This article grounds you in the basic Linux techniques for searching text files using regular expressions. Learn to:
- Create simple regular expressions
- Search files and filesystems using regular expressions
- Use regular expressions with sed
This article helps you prepare for Objective 103.7 in Topic 103 of the Linux Professional Institute's Junior Level Administration (LPIC-1) exam 101. The objective has a weight of 2.
To get the most from the articles in this series, you should have a basic knowledge of Linux and a working Linux system on which you can practice the commands covered in this article. Sometimes different versions of a program will format output differently, so your results may not always look exactly like the listings and figures shown here. This article builds on the concepts discussed in the earlier article "Learn Linux 101: Text streams and filters."
In this article, we will practice the commands using some of the files created in the article "Learn Linux 101: Text streams and filters." In case you did not already do that or did not save the files you worked with, you can start by creating a new subdirectory in your home directory called lpi103-7 and creating the necessary files in it. Do so by opening a text window with your home directory as your current directory. Then copy the contents of Listing 1 into the window to run the commands that will create the lpi103-7 subdirectory and the files you will use.

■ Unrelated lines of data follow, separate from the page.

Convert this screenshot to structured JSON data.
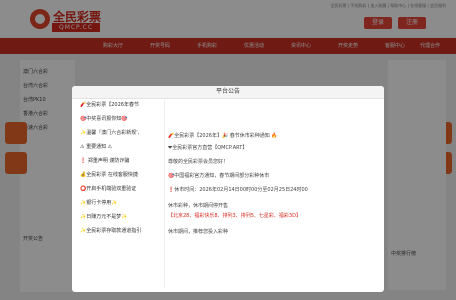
{
  "site": {
    "logo_text": "全民彩票",
    "logo_sub": "QMCP.CC",
    "top_links": "全民彩票 | 手机购彩 | 加入收藏 | 帮助中心 | 在线客服 | 会员福利",
    "login_label": "登录",
    "register_label": "注册"
  },
  "nav": {
    "items": [
      "购彩大厅",
      "开奖号码",
      "手机购彩",
      "优惠活动",
      "资讯中心",
      "开奖走势",
      "客服中心",
      "代理合作"
    ]
  },
  "background": {
    "left_rows": [
      "澳门六合彩",
      "台湾六合彩",
      "台湾PK10",
      "香港六合彩",
      "极速六合彩"
    ],
    "bottom_panel_title": "开奖公告",
    "right_title": "中奖排行榜"
  },
  "modal": {
    "title": "平台公告",
    "list_items": [
      "🧨全民彩票【2026年春节",
      "🎯中奖喜讯报你知🎯",
      "✨温馨『澳门六合彩新规',",
      "⚠ 重要通知 ⚠",
      "❗ 郑重声明 谨防诈骗",
      "💰全民彩票 在线客服快捷",
      "⭕开启手机端验双重验证",
      "✨银行卡停用✨",
      "✨日赚万元不是梦✨",
      "✨全民彩票存取款通道指引"
    ],
    "content": {
      "line1": "🧨全民彩票【2026年】🎉 春节休市彩种通知 🔥",
      "line2": "❤全民彩票官方直营【QMCP.ART】",
      "line3": "尊敬的全民彩票会员您好！",
      "line4": "🎯中国福彩官方通知，春节期间部分彩种休市",
      "line5": "❗休市时间：2026年02月14日00时00分至02月25日24时00",
      "line6": "休市彩种，休市期间停开售",
      "line7": "【北京28、福彩快乐8、排列3、排列5、七星彩、福彩3D】",
      "line8": "休市期间，推荐您投入彩种"
    }
  },
  "colors": {
    "brand_red": "#d62a1e",
    "nav_red": "#cc3126",
    "accent_orange": "#e9672a"
  }
}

Listing 1. Creating the example files
mkdir -p lpi103-7 && cd lpi103-7 && {
echo -e "1 apple\n2 pear\n3 banana" > text1
echo -e "9\tplum\n3\tbanana\n10\tapple" > text2
echo "This is a sentence. " !#:* !#:1->text3
split -l 2 text1
split -b 17 text2 y;
cp text1 text1.bkp
mkdir -p backup
cp text1 backup/text1.bkp.2
}
|
You window should look similar to Listing 2, and your current directory should now be the newly created lpi103-7 directory.
Listing 2. Creating the example files -- output
ian@attic4:~$ mkdir -p lpi103-7 && cd lpi103-7 && {
> echo -e "1 apple\n2 pear\n3 banana" > text1
> echo -e "9\tplum\n3\tbanana\n10\tapple" > text2
> echo "This is a sentence. " !#:* !#:1->text3
echo "This is a sentence. " "This is a sentence. " "This is a sentence. ">text3
> split -l 2 text1
> split -b 17 text2 y;
> cp text1 text1.bkp
> mkdir -p backup
> cp text1 backup/text1.bkp.2
> }
ian@attic4:~/lpi103-7$
|
Regular expressions have their roots in computer language theory. Most students of computer science learn that the languages that can be denoted by regular expressions are precisely the same as those accepted by finite automata. The regular expressions covered in this article are capable of expressing more complexity and so are not the same as those you may have learned about in computer science classes, although the heritage is clear.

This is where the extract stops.